Don't mess with Helsinki — unless you work at the drive-thru
Architecture in Helsinki brings attitude and innocence to Austin
By Erik Adams
Published: November 19th, 2007 | 10:25pm
November 14, 2007, in Austin — Architecture in Helsinki may have survived lineup shifts and songwriter-vocalist Cameron Bird's relocation from Melbourne to Brooklyn, but the band was nearly stopped in its tracks (literally) by the employees of a Whataburger in Denton, Texas.
"Apparently it's against the law to go through the drive-thru without a car," Bird told the lively crowd at Emo's in Austin the next night. In a show of the ingenuity that enabled the band's seamless transition from twee mini-orchestra to tighter, funkier six-piece, Bird and company called a cab in which they secured their food.
It takes a brash and innocent energy to walk up to an intercom and ask for a burger, and it was that brand of energy that Architecture brought to the outdoor stage of this Austin institution.
Befitting the band's metamorphosis-happy history, most of the performance was devoted to reworked pieces. "Nevereverdid" was infused with some righteous feedback, "Do the Whirlwind" traveled at a punkish one-two, one-two clip, and "Lazy" played like a chronological trip through the oeuvre of Talking Heads from 1980-88.
Maybe it's the fact that he was on my side of the stage for most of the time, but utility infielder Gus Franklin proved to be Architecture's secret star, jumping (again, literally) between trombone, keyboards, samplers, a ride cymbal, and bongos. All background vocals ought to be as neck tendon-strainingly impassioned as his.

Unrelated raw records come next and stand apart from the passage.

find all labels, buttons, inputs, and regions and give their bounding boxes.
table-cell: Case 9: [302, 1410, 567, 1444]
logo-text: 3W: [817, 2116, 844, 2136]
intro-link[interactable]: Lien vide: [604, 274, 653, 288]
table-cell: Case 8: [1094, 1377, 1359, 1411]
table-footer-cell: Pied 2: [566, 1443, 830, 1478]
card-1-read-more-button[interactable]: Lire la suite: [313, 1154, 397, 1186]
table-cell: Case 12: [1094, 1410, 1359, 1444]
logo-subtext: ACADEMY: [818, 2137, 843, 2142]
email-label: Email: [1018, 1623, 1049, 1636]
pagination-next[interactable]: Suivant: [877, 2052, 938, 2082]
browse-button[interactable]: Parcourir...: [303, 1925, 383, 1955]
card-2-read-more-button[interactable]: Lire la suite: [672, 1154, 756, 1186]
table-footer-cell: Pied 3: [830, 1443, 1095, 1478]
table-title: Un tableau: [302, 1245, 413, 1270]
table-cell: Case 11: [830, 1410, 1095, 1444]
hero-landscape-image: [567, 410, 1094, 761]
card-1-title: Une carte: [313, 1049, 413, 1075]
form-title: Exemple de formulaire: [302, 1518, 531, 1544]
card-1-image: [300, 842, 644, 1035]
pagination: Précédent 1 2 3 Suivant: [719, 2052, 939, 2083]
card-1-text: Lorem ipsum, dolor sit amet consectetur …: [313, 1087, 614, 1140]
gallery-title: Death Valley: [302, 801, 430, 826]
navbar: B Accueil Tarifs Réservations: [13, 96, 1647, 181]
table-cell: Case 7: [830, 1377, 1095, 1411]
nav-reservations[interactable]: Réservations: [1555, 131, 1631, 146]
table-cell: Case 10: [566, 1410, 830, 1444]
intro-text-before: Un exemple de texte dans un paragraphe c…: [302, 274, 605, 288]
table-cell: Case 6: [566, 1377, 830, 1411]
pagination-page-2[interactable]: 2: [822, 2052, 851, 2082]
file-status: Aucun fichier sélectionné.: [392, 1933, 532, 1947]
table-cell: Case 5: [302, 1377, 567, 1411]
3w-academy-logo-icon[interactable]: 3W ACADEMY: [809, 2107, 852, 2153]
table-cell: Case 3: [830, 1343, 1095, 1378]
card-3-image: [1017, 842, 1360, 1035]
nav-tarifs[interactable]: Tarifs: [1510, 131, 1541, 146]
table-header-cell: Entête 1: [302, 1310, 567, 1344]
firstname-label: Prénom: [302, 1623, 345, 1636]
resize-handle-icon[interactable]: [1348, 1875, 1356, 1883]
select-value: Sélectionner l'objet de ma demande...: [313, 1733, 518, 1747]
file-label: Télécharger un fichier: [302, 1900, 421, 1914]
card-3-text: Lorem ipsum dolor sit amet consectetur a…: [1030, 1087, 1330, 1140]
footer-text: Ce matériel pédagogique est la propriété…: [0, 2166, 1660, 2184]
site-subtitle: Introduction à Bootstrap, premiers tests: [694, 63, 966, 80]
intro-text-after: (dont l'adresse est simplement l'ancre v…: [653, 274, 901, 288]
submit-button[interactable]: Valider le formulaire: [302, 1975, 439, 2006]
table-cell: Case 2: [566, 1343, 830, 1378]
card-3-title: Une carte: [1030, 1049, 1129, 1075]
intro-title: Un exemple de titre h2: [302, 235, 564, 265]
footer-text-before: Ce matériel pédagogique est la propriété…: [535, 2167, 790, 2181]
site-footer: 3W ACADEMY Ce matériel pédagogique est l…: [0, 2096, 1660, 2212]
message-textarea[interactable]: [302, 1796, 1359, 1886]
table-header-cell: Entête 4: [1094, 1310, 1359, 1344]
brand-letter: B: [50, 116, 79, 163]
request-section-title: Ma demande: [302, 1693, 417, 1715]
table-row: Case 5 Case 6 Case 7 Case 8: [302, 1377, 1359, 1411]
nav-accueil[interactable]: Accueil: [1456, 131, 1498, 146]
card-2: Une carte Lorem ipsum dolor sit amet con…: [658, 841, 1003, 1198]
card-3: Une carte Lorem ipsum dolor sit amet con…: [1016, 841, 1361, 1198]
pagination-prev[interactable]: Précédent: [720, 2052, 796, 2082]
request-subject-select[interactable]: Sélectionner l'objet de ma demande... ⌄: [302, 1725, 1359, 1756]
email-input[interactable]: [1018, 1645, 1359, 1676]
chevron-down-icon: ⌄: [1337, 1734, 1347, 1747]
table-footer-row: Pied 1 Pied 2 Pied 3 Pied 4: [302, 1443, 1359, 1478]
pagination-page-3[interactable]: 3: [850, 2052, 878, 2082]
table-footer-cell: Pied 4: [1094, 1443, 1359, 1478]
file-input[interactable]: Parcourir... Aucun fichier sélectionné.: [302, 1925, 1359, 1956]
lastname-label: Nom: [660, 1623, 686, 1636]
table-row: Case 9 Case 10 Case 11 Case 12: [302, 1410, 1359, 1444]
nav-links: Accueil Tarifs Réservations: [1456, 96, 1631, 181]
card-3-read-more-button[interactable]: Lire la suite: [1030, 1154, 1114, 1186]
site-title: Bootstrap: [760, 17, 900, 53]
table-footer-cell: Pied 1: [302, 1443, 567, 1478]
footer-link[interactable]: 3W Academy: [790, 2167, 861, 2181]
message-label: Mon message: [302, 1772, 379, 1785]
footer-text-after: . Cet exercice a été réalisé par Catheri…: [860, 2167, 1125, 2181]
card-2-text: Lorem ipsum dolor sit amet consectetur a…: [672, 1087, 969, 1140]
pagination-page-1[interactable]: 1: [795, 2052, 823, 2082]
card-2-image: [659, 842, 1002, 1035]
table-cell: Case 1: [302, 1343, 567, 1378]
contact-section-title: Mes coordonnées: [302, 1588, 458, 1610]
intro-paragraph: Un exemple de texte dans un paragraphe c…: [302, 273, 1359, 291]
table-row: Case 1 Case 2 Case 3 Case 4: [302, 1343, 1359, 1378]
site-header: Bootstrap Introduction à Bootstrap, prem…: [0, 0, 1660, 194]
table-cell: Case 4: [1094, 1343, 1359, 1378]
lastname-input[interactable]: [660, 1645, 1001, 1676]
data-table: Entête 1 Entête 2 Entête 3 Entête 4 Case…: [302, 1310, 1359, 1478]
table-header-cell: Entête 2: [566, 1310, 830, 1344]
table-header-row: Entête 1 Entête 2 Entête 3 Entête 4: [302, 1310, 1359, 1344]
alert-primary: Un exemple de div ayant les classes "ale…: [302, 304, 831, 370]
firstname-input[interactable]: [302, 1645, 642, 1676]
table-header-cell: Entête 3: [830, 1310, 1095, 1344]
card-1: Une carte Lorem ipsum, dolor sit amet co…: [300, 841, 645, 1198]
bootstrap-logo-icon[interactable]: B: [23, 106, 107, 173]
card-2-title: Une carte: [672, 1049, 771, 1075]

With their pneumatic grooves, songs about computer love, and ripped-straight-from-an-American-Apparel-ad countenances, openers Glass Candy provided the come-down before things even got a chance to rev up. Let's hope the coming synth-pop/electro revolution (it grows nearer every time Dan Deacon fires up his iPod) is less like Glass Candy and more like Architecture's "Debbie." Or, better yet, like the rapping beast of a B-side that Bird and Kellie Sutherland released mid-set, which could have people the world over strolling through fast food pick-up lines.